Other words which ought to appear in discussions of proper liturgy include mystery, sacred otherness, awe, beauty and penitence. The otherness, the holiness of God leads to mystery, awe, beauty, whilst our iniquity makes us penitent, particularly in light of the reality of the Cross and sacrifice of Calvary made present in the Mass, a reality which has only ever occurred on account of our sins.

There is, however, a quite distinct angle in addition to these which many of my friends take: they assume that the Extraordinary Form of the Mass (the so-called Latin Mass, although strictly speaking both forms are the Latin Mass) is in principle normative (or close to), and that the Ordinary Form of the Mass should hence be as close to it as possible. Heck, an unusually large number of my liturgically minded friends (compared a random sample) would prefer abrogating the OF Mass and the sole use of the EF. Their basic argument is that the OF is so different that it constitutes a break from tradition and is so significantly inferior to the EF. Some use arguments such as "the Traditional Latin Mass/Tridentine Mass/EF/Vetus Ordo is the Mass of the saints/martyrs/majority of the Church." This is different to saying that it is more reverent or mysterious or so forth, although they also make arguments along those lines. In short, for some, the EF is better because it is more traditional, sine plus.

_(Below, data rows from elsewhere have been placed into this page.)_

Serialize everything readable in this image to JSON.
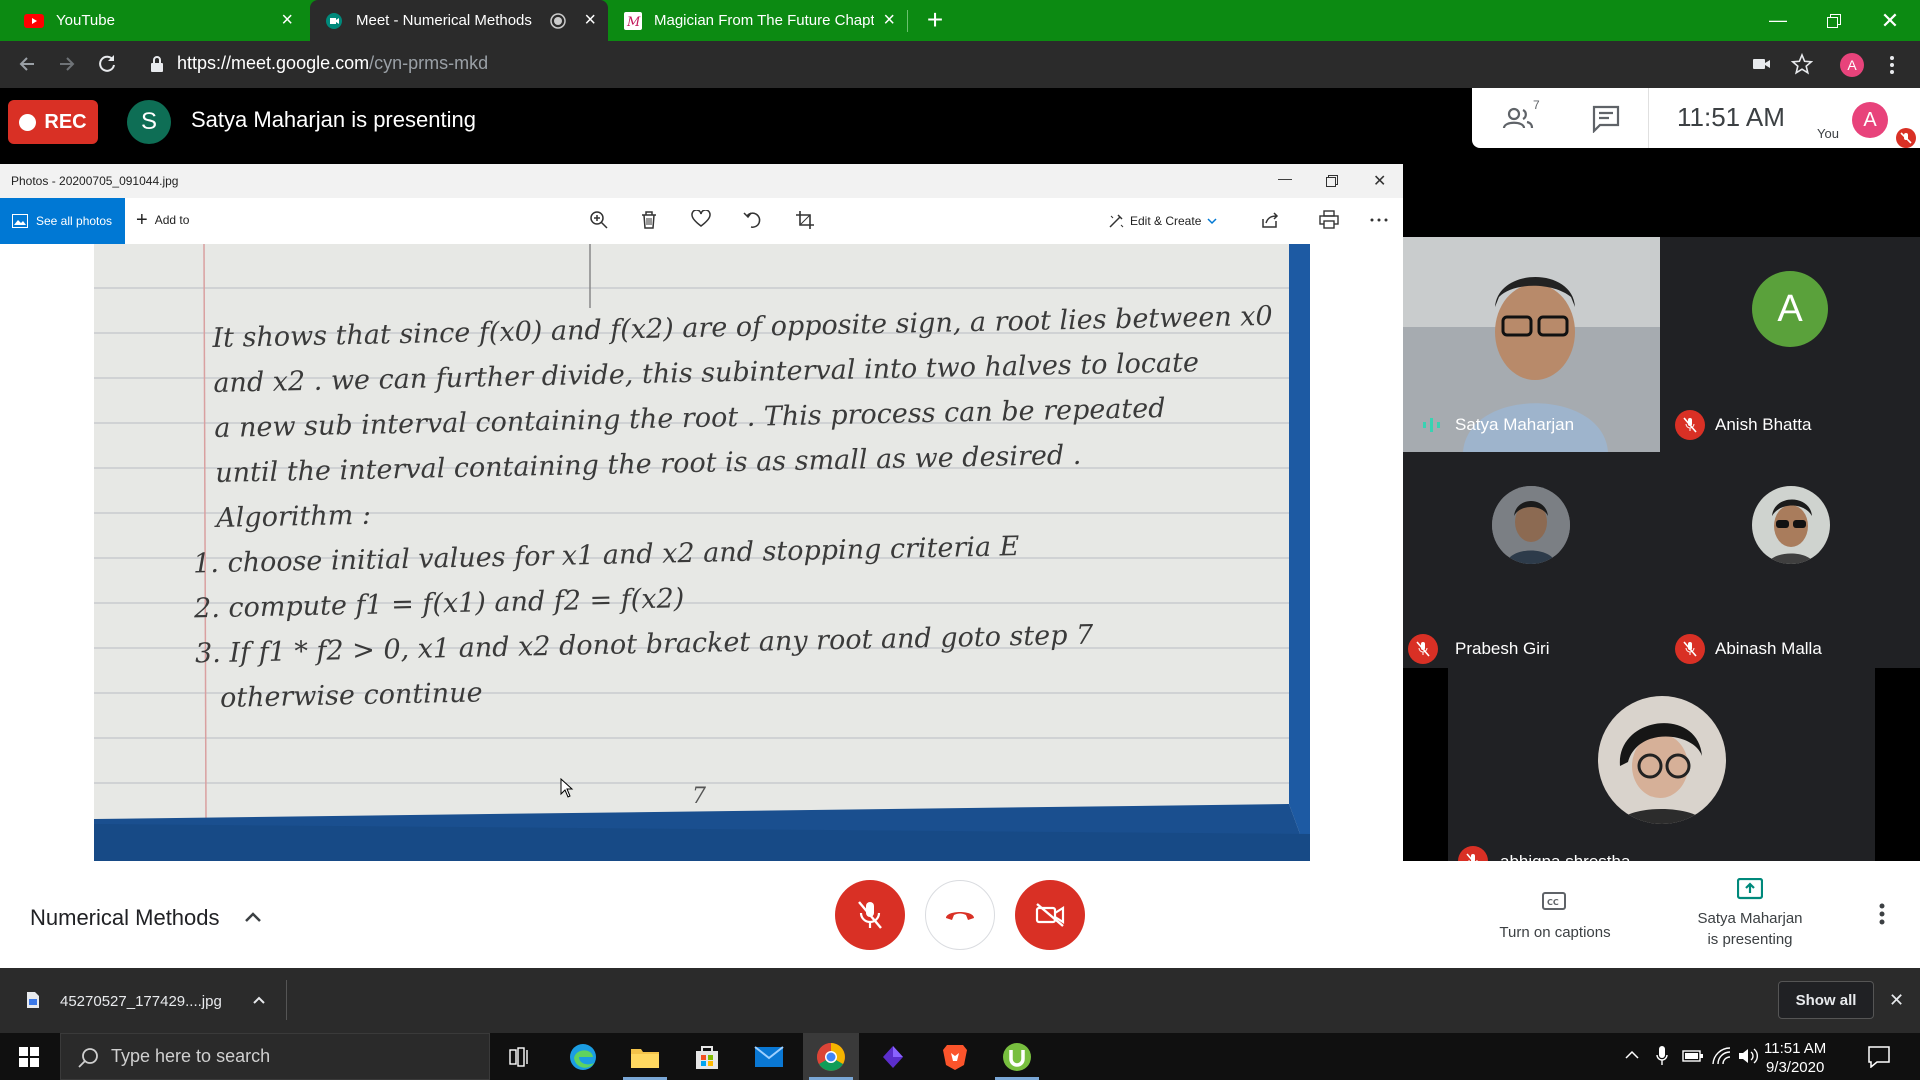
{
  "browser": {
    "tabs": [
      {
        "title": "YouTube"
      },
      {
        "title": "Meet - Numerical Methods"
      },
      {
        "title": "Magician From The Future Chapt"
      }
    ],
    "url_host": "https://meet.google.com",
    "url_path": "/cyn-prms-mkd",
    "profile_initial": "A"
  },
  "meet_header": {
    "rec_label": "REC",
    "presenter_initial": "S",
    "presenting_text": "Satya Maharjan is presenting",
    "people_count": "7",
    "time": "11:51 AM",
    "you_label": "You",
    "you_initial": "A"
  },
  "photos": {
    "window_title": "Photos - 20200705_091044.jpg",
    "see_all": "See all photos",
    "add_to": "Add to",
    "edit_create": "Edit & Create",
    "note_lines": [
      "It shows that since f(x0) and f(x2) are of opposite sign, a root lies between x0",
      "and x2 . we can further divide, this subinterval into two halves to locate",
      "a new sub interval containing the root . This process can be repeated",
      "until the interval containing the root is as small as we desired .",
      "Algorithm :",
      "1. choose initial values for x1 and x2 and stopping criteria E",
      "2. compute f1 = f(x1) and f2 = f(x2)",
      "3. If f1 * f2 > 0, x1 and x2 donot bracket any root and goto step 7",
      "otherwise continue"
    ],
    "note_mark": "7"
  },
  "participants": [
    {
      "name": "Satya Maharjan"
    },
    {
      "name": "Anish Bhatta",
      "initial": "A"
    },
    {
      "name": "Prabesh Giri"
    },
    {
      "name": "Abinash Malla"
    },
    {
      "name": "abhigna shrestha"
    }
  ],
  "bottom_bar": {
    "meeting_name": "Numerical Methods",
    "captions_label": "Turn on captions",
    "presenting_line1": "Satya Maharjan",
    "presenting_line2": "is presenting"
  },
  "downloads": {
    "file_name": "45270527_177429....jpg",
    "show_all": "Show all"
  },
  "taskbar": {
    "search_placeholder": "Type here to search",
    "time": "11:51 AM",
    "date": "9/3/2020"
  },
  "colors": {
    "tab_strip": "#0c8a12",
    "meet_red": "#d93025",
    "windows_accent": "#0078d4",
    "anish_avatar": "#5aa13b"
  }
}
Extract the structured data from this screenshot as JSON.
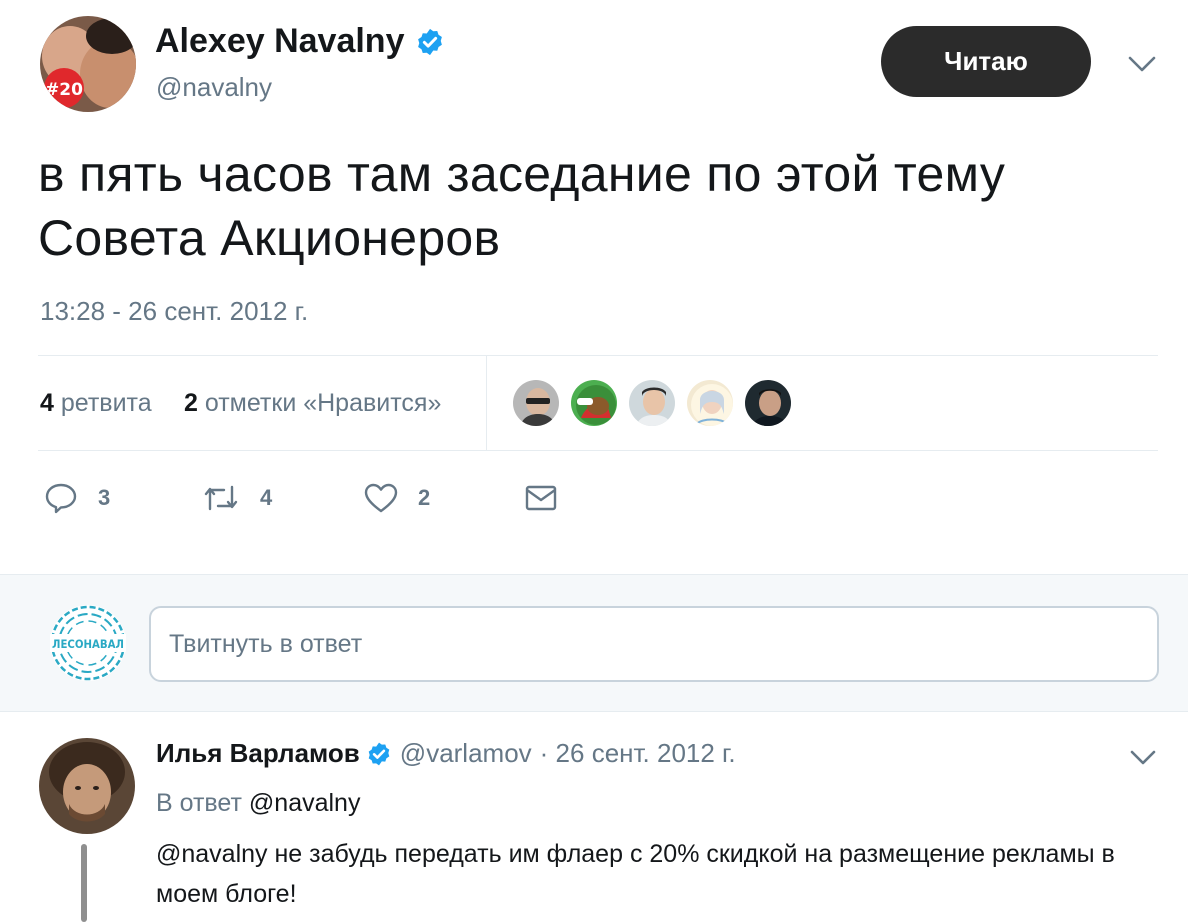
{
  "tweet": {
    "author_name": "Alexey Navalny",
    "author_handle": "@navalny",
    "avatar_badge": "#20",
    "follow_label": "Читаю",
    "text": "в пять часов там заседание по этой тему Совета Акционеров",
    "timestamp": "13:28 - 26 сент. 2012 г.",
    "stats": {
      "retweets_count": "4",
      "retweets_label": "ретвита",
      "likes_count": "2",
      "likes_label": "отметки «Нравится»"
    },
    "actions": {
      "reply_count": "3",
      "retweet_count": "4",
      "like_count": "2"
    }
  },
  "reply_composer": {
    "placeholder": "Твитнуть в ответ",
    "account_logo_text": "ЛЕСОНАВАЛ"
  },
  "reply": {
    "author_name": "Илья Варламов",
    "author_handle": "@varlamov",
    "date": "· 26 сент. 2012 г.",
    "reply_to_prefix": "В ответ",
    "reply_to_handle": "@navalny",
    "text": "@navalny не забудь передать им флаер с 20% скидкой на размещение рекламы в моем блоге!"
  },
  "colors": {
    "verified": "#1da1f2",
    "muted_text": "#657786",
    "follow_button_bg": "#2b2b2b",
    "logo_teal": "#2aa9c4",
    "logo_orange": "#ff6a00"
  },
  "icons": [
    "verified-badge-icon",
    "chevron-down-icon",
    "reply-icon",
    "retweet-icon",
    "heart-icon",
    "envelope-icon"
  ]
}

This year, one of my main interests is to learn about and evaluate the principles that regard the liturgy, particularly the Mass. I intend to do this in three phases: learn how the liturgy developed, learn what the Magisterium considers to be the most important principles in guiding the celebration of the liturgy, and then making comparative study between the OF and EF. By the end of it, I should have a well-informed grasp of the liturgy, and be able to make similarly informed judgements of what directions the reform of the liturgy should take today, particularly by being able to evaluate arguments offered on all sides of the debate.


  1. A collection of disjointed thoughts in response to your post:

    At mass this morning, Fr Chandler gave an interesting homily on Pope St Damascus I, it being his feast today. Something that really struck me was St Damascus was responsible for introducing Latin as the main language of the liturgy since it was the common language of the people. Elements of Greek were still preserved, even to this day. Listening to the homily made me think about the parallels of how mass in the vernacular was (re?) introduced post Vatican II.

    I'm definitely not in the EF only side of the argument. I've said before that my preferred Sunday mass is a missa cantata but I prefer OF over a low EF mass. I like being able to attend different types though because if said reverently, they all bring glory to God and because they all work in different ways to help smooth some very rough edges in my interior life.

    After attending the EF for awhile and I was comfortable with understanding what was happening, I realised that despite the outer layer of strangeness, the EF was actually extremely familiar because of knowing the OF so well. This is even more pronounced of course when attending OF with ad orientem, the use of chanted Latin propers, etc. Even now, I'll sometimes still use the red "Latin mass" missal when at an OF mass if Eucharist Prayer I is used.

    I've also used the line about EF being the mass that so many saints attended etc etc but it also ties into the reasoning that by their fruits you will know them.

    Will you be just looking at the development of the liturgy in the Latin Rite or will you also include Eastern Rites in your studies?

    1. I'm going to include at least one book on the Eastern rites, but there's enough to work through on the Roman rite to take up a whole year, particularly when it constitutes only a tenth of my reading list. I wish I could include them, though, I've sometimes said I prefer them to the Western ones!

  2. Pope Benedict XVI wrote a book or two about the liturgy - perhaps they are on your list?

    There's also a book written by a charismatic evangelical who rediscovered liturgy and explained it really well. His main point of reference is 1970's Anglicanism, but the similarities to the Roman Rite are high, and the section on the Catechumenate is good reading too. It's called "Liturgical Theology" by Simon Chan.